After a few hair-pin bends this path leads you into the middle of the quarry (picture n.9), a fascinating experience of blinding whiteness. Follow the unpaved road (marmifera) but be careful not to miss an abrupt turn-off down on the L, poorly indicated (signs are meant for those coming up, and are located on a cliff on your right). Please note that this turn-off is not too far from the area of the quarry, so if you find yourself walking for too long without seeing a downhill branch on the left you'll probably have to retrace your steps (which is what we did).
Once taken this turn-off on the left, you'll find yourself on another unpaved road (marmifera). A stroll away is another fork: ignore the R branch for path n.31 (it descends to Arni, but still too far from the car park) and stick to the main road straight on.
After several ups and downs the marmifera descends till you find the fork and signposts for Passo degli Uncini (path n.33); minutes later you reach the confusing junction of this morning (picture n.1: you'll be coming from the left). At this point you need the L path descending to the car park of Le Gobbie.
I'll start with my personal general warnings on the Apuan Alps: these beautiful but tricky mountains can be very dangerous in winter because of ice or verglas, and paths generally become very slippery in the wet. Unless you are experienced and properly equipped, be careful not to choose the wrong time of the year, or to hike here in bad weather. Late spring and early autumn are almost always ok, while summer is not recommended for the unbearable heat.
This said, this route is a little demanding, but not difficult; it's not too long, and the elevation to gain reasonable anyway. You'll be rewarded with truly breathtaking views.
In addition, the place evokes strong impressions. I've told you about Michelangelo; then there is World War II: Mt. Altissimo was on the Gothic Line, and bunkers and other military ruins are still visible, by close, scattered and half hidden as they are along the flank of the mountain.

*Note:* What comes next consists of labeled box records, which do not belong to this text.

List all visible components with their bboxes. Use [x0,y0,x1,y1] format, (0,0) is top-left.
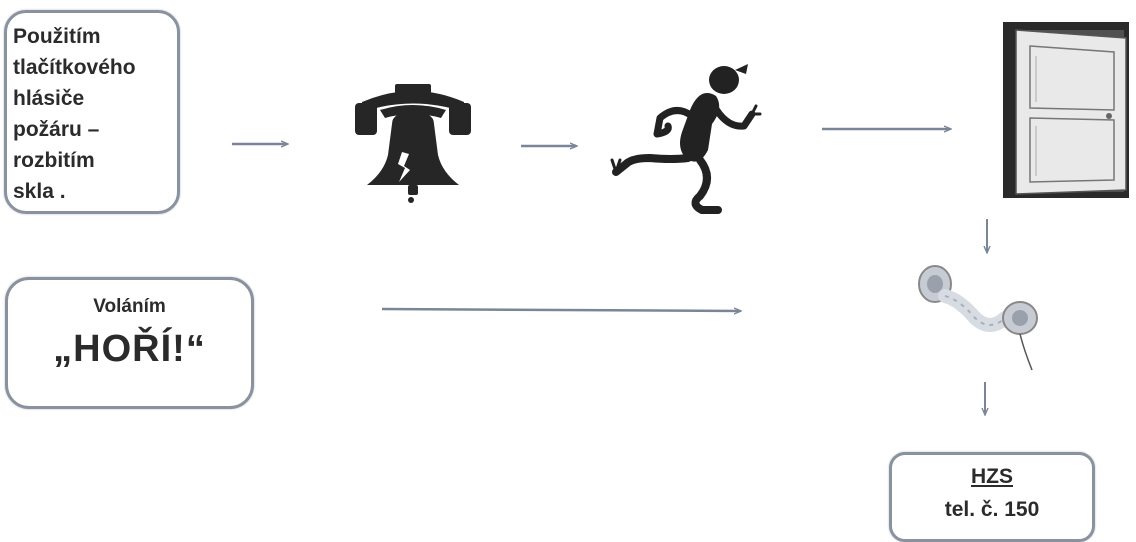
bell-telephone-icon [355,84,471,203]
running-person-icon [612,64,760,210]
telephone-handset-icon [919,266,1037,370]
arrow-shout-to-phone [382,309,740,311]
open-door-icon [1003,22,1129,198]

The quarry experience is another plus point. Here you walk through one, and it's truly fascinating. I don't know exactly how things work for marble quarries, except that they are privately owned, that there are people working there on weekdays, and that the hikers' presence is tolerated if they stick to the rules and follow what signs tell them to do, most times for their own safety. Some marble quarries in this area around Carrara are open for a thorough visit, but I do not think these are.
La descrizione di questo itinerario risale ormai a parecchi anni fa e non verrà più aggiornata. Nel frattempo, però, i luoghi, le vie di accesso ed i sentieri potrebbero essere cambiati.